Orano Decommissioning Services recently completed the first cut to separate and then package the top third of the reactor pressure vessel (RPV) with its embedded internal components at unit 3 of the US Crystal River NPP. The work was carried out using Orano’s patented Optimised Segmentation (OS) process for the accelerated decommissioning project.
The Crystal River Nuclear Plant also called the Crystal River 3 (CR3) in Florida is currently being decommissioned. The 860 MWe pressurised water reactor plant began operation in 1976, and operated for 33 years until shutdown in 2009. It was permanently closed in 2013. Decommissioning was originally expected to take 50 years for completion by 2074, with dismantling starting in 2067.
By 2018, all used fuel had been transferred to an on-site Independent Spent Fuel Storage Installation and in 2020 the US Nuclear Regulatory Commission (NRC) approved transfer of the plant’s licence from Duke Energy to Accelerated Decommissioning Partners (ADP – a joint venture between NorthStar Group Services and Orano USA). The Florida Public Service Commission subsequently approved the transaction and ADP began decontamination and dismantlement later in 2020 instead of 2067.
It was the third plant built as part of the 4,700-acre Crystal River Energy Complex (CREC) which comprised a single NPP along with four fossil fuel power plants. The RPV will be cut into three segments as part of the accelerated decommissioning. Orano USA CEO Amir Vexler said the project is “on task, on time, on budget” after “safely cutting out and packaging an irradiated 246-tonne chunk of steel and material”.
As part of the OS process, Orano first cut up the RPV internals underwater and categorised them based on radioactivity, with the Greater-than-Class-C low-level waste (LLW) separated and packaged for long-term storage onsite. The remaining LLW was placed back into the reactor vessel in order to optimise transportation and disposal cost-effectiveness. Once the RPV was repacked and drained it was filled with an engineered grout that hardened and transformed it into a single, solid mass.
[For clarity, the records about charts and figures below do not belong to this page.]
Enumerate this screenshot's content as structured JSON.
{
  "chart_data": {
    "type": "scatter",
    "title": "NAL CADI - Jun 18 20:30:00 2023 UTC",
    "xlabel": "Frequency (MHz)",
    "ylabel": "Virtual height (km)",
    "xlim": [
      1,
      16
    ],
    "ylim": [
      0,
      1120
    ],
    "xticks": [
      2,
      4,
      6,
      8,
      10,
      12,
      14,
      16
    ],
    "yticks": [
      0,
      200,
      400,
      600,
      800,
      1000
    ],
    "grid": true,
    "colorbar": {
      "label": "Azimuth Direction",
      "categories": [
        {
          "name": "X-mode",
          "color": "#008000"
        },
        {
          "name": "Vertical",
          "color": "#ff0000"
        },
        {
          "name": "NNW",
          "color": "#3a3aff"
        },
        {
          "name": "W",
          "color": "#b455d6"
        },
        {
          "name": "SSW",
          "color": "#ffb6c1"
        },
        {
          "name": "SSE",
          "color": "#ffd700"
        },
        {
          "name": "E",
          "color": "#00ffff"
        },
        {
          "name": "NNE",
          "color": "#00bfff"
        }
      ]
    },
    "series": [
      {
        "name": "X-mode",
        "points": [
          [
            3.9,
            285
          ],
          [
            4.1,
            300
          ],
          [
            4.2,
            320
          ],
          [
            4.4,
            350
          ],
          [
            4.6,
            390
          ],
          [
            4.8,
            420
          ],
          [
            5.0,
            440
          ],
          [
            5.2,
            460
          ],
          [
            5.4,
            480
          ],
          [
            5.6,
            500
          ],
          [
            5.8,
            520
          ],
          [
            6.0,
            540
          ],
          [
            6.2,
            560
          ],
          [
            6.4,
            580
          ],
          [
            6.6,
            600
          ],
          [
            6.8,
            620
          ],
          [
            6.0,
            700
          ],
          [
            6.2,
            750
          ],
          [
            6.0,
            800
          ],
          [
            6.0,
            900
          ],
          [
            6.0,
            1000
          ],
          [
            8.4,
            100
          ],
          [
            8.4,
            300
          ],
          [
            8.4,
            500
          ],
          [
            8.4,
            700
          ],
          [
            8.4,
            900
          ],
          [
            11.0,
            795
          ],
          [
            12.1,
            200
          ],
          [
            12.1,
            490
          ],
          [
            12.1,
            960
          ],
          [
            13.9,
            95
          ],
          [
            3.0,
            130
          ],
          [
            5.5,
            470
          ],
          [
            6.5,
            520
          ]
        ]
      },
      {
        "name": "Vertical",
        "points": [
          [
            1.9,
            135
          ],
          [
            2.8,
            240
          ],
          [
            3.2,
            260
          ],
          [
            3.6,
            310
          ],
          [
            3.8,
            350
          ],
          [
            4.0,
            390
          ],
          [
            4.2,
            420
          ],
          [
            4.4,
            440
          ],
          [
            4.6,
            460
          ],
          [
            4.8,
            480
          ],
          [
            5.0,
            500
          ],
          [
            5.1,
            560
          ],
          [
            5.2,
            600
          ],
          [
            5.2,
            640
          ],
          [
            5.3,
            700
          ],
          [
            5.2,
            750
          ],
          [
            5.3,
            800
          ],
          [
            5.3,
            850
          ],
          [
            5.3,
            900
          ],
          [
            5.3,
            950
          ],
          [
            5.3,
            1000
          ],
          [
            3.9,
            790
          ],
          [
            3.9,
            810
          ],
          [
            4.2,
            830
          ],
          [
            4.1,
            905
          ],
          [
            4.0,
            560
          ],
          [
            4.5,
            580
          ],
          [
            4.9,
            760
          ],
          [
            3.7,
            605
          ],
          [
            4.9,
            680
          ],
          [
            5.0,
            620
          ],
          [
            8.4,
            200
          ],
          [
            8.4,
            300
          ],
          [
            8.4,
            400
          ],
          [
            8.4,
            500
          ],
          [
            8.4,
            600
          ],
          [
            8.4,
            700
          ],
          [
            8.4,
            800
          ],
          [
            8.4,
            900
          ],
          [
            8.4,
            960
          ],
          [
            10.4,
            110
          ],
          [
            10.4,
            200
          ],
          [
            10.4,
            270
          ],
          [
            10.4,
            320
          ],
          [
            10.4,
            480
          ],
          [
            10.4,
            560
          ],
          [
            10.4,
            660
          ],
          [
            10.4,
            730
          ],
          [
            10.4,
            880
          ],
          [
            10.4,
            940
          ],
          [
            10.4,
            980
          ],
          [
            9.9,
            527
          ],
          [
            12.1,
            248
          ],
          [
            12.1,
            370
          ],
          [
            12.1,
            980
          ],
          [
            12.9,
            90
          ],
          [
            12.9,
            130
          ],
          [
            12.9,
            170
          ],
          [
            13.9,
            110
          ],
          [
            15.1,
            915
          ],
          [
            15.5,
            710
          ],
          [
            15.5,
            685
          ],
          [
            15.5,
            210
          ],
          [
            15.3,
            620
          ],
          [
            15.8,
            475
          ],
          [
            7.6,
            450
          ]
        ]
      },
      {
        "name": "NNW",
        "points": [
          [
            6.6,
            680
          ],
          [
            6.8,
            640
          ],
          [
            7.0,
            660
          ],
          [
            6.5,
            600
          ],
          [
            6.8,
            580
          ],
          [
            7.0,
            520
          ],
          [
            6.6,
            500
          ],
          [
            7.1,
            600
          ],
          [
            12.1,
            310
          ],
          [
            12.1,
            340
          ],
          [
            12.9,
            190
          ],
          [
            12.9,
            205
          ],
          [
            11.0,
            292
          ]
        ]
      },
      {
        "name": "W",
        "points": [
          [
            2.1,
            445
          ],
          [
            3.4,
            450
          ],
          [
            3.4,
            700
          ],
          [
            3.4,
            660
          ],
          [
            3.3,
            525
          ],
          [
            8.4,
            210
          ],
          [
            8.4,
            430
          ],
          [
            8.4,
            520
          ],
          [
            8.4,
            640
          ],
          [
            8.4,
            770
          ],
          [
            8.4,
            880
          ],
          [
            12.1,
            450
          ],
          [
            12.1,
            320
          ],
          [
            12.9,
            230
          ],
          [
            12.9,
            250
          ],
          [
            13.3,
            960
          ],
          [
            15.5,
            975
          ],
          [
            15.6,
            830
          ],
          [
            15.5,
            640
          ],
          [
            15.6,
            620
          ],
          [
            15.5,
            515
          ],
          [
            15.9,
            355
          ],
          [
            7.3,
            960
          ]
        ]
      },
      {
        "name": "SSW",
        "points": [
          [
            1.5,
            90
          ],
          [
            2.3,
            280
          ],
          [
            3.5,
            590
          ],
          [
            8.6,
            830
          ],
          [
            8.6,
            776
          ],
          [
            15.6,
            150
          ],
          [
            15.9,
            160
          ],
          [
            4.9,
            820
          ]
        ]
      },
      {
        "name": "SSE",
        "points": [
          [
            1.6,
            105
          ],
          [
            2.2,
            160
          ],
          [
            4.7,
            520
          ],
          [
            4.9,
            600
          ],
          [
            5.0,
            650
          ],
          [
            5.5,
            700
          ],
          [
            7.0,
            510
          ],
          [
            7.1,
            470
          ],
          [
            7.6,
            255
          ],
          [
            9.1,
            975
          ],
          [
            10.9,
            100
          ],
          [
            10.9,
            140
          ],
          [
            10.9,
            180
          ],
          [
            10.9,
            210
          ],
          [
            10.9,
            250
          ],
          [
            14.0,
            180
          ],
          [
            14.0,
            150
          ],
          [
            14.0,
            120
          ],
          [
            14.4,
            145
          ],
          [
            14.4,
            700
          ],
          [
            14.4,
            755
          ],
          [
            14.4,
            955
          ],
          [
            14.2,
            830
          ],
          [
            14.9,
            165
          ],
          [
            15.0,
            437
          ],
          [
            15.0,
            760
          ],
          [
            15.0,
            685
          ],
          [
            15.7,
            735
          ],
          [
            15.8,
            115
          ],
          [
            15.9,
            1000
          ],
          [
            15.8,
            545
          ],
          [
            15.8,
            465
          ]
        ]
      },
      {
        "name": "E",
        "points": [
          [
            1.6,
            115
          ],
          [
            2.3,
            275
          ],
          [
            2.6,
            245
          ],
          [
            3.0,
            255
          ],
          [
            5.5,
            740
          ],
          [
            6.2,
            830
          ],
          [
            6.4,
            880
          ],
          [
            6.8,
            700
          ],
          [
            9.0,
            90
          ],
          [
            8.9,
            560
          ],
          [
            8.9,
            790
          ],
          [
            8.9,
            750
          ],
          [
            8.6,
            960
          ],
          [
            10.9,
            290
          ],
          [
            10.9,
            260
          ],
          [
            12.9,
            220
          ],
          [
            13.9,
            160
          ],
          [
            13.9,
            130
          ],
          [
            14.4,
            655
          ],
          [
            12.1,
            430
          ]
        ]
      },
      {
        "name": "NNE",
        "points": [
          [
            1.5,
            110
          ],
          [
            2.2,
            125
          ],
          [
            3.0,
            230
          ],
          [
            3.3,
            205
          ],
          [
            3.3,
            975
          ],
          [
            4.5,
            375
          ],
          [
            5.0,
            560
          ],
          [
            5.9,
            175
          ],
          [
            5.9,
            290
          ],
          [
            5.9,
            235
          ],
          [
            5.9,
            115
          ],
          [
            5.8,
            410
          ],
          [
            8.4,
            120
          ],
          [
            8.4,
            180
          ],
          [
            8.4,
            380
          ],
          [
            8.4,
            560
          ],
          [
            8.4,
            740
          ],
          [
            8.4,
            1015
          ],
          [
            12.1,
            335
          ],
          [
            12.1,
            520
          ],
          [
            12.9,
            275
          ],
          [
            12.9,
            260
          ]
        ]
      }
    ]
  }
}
To separate the top third of this structure into the first piece, Orano used diamond wire sawing to horizontally cut straight through the steel reactor vessel, solidified grout, and internals.
This first piece was lifted out of the reactor vessel cavity and transferred into an Orano-designed custom-built package, which the team filled with grout to immobilise the contents before welding it shut in preparation for transportation to disposal.
Reactor dismantling operations started at CR3 in 2021. Components of the reactor cooling system (steam generators, main coolant pumps and motors, the pressuriser, and large bore piping) have been removed from the containment building and shipped off-site for disposal. Segmentation of the reactor internals took place in 2022 and removal of all reactor structures from the containment building should be completed this year.
The accelerated decommissioning process involves removing, packaging, and shipping low-level radioactive materials, such as the RPV, to an off-site licensed disposal facility and then demolishing the reactor building. Non-radiological buildings and structures can be demolished at any time as the project progresses. Twenty-four-hour security, emergency response, and radiological and environmental monitoring programmes continue during and after the decontamination and dismantlement process is completed.
Once all the buildings have been cleared from the site, the only remaining structure will be the dry storage facility with the used nuclear fuel. The fuel will remain as a securely guarded facility until the it can be removed to a national used fuel repository or a consolidated interim storage facility (CISF) when either become available.